Post
Topic
Board Project Development
Re: List of all Bitcoin addresses ever used
by
LoyceV
on 20/08/2020, 09:08:20 UTC
Code:
cat unsorted.txt | sort -u -S 65% -T tmp > sorted.txt
I'm already using "sort", which uses /tmp by default.

I'll try "sort -u" though, it might need less temporary storage than "sort | uniq". The next update is scheduled for tomorrow, I'll see how it performs.

Quote
-S will tell your machine to use at most 65% CPU
I think you mean RAM, not CPU. This VM has only 256 MB, so I'll let "sort" figure it out on it's own.

Quote
-T puts temporary files in a directory (here named "tmp") and not in RAM; if you have an SSD, the speed isn't too shabby
That's default behaviour Smiley It doesn't have an SSD though, and I'm using "cputool" to keep server load low. I'm okay without daily updates on this, I wouldn't want users to download this large file on a daily basis anyway.

Quote
I have sorted huge lists (>80 GB) on budget laptops using these two arguments. Worth a shot!

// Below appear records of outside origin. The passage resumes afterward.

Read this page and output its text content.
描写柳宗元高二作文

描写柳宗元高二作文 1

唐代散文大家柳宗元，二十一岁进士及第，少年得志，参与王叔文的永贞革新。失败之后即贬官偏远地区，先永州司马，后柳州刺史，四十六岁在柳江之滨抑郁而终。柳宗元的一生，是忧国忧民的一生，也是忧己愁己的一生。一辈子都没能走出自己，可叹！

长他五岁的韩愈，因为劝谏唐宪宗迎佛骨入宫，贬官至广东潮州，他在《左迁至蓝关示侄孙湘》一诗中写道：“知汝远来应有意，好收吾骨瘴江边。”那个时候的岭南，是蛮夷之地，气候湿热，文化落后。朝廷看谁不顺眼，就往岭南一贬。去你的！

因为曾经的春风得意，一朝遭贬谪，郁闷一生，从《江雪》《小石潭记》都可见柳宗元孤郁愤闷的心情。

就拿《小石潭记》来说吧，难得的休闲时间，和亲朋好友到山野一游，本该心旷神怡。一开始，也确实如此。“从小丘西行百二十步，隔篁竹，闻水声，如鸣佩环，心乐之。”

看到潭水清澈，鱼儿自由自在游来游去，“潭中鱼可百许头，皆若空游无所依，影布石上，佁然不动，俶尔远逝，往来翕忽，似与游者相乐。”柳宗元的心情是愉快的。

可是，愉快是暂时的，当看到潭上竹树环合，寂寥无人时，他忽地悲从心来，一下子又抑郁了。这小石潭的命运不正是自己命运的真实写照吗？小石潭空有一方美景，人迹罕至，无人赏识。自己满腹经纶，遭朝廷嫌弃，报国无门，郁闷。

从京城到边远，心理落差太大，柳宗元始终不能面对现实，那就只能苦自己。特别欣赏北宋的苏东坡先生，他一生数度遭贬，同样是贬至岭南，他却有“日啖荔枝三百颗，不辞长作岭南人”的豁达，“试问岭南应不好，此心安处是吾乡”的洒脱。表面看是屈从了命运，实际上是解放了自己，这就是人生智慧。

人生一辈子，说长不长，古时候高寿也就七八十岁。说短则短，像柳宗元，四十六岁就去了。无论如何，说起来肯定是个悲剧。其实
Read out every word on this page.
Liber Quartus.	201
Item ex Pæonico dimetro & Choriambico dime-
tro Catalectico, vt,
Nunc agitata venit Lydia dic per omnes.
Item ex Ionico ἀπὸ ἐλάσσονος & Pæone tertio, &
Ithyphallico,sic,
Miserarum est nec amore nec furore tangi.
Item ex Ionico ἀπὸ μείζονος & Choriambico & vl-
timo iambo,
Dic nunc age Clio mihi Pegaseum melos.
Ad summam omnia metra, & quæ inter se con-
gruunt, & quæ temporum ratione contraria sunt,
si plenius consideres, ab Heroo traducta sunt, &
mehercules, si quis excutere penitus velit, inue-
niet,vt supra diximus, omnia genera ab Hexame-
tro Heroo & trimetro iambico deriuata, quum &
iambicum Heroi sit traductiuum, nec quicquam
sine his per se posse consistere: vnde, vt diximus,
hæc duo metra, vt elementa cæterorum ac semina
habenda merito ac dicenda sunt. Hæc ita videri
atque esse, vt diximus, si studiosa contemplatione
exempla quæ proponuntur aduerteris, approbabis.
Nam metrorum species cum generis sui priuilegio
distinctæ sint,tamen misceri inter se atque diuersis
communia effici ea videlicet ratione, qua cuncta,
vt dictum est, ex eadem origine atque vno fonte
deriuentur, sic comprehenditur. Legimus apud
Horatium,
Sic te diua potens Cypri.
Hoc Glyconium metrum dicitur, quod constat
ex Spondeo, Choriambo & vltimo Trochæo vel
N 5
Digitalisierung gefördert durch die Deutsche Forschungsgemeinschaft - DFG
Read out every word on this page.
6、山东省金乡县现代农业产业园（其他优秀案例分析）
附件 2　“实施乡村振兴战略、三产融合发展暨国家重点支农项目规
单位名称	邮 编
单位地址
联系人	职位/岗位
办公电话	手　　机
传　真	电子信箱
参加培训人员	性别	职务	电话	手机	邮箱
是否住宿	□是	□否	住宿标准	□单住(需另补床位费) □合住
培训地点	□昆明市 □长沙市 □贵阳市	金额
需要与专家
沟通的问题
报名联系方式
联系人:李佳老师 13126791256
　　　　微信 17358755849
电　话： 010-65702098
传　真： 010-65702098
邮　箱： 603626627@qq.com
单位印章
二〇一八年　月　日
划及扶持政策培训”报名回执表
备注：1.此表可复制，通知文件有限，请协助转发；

If you want better hosting, PM me.
Since last year, I'm using an AWS server donated by suchmoon for loyce.club. However, since AWS charges $0.15/GB, I'm not comfortable hosting very large files on suchmoon's server.
When I tested sorting data on AWS, it started throtting disk IO after a while, which made it very slow. I've also tested a pay-by-the-hour-VPS, and obviously it was a lot faster.

There's one thing on my wish list though: a method to show only unique addresses in order of appearance (without sorting them). It can be done with awk '!a[$0]++', but this requires a lot of memory and doesn't use temporary files.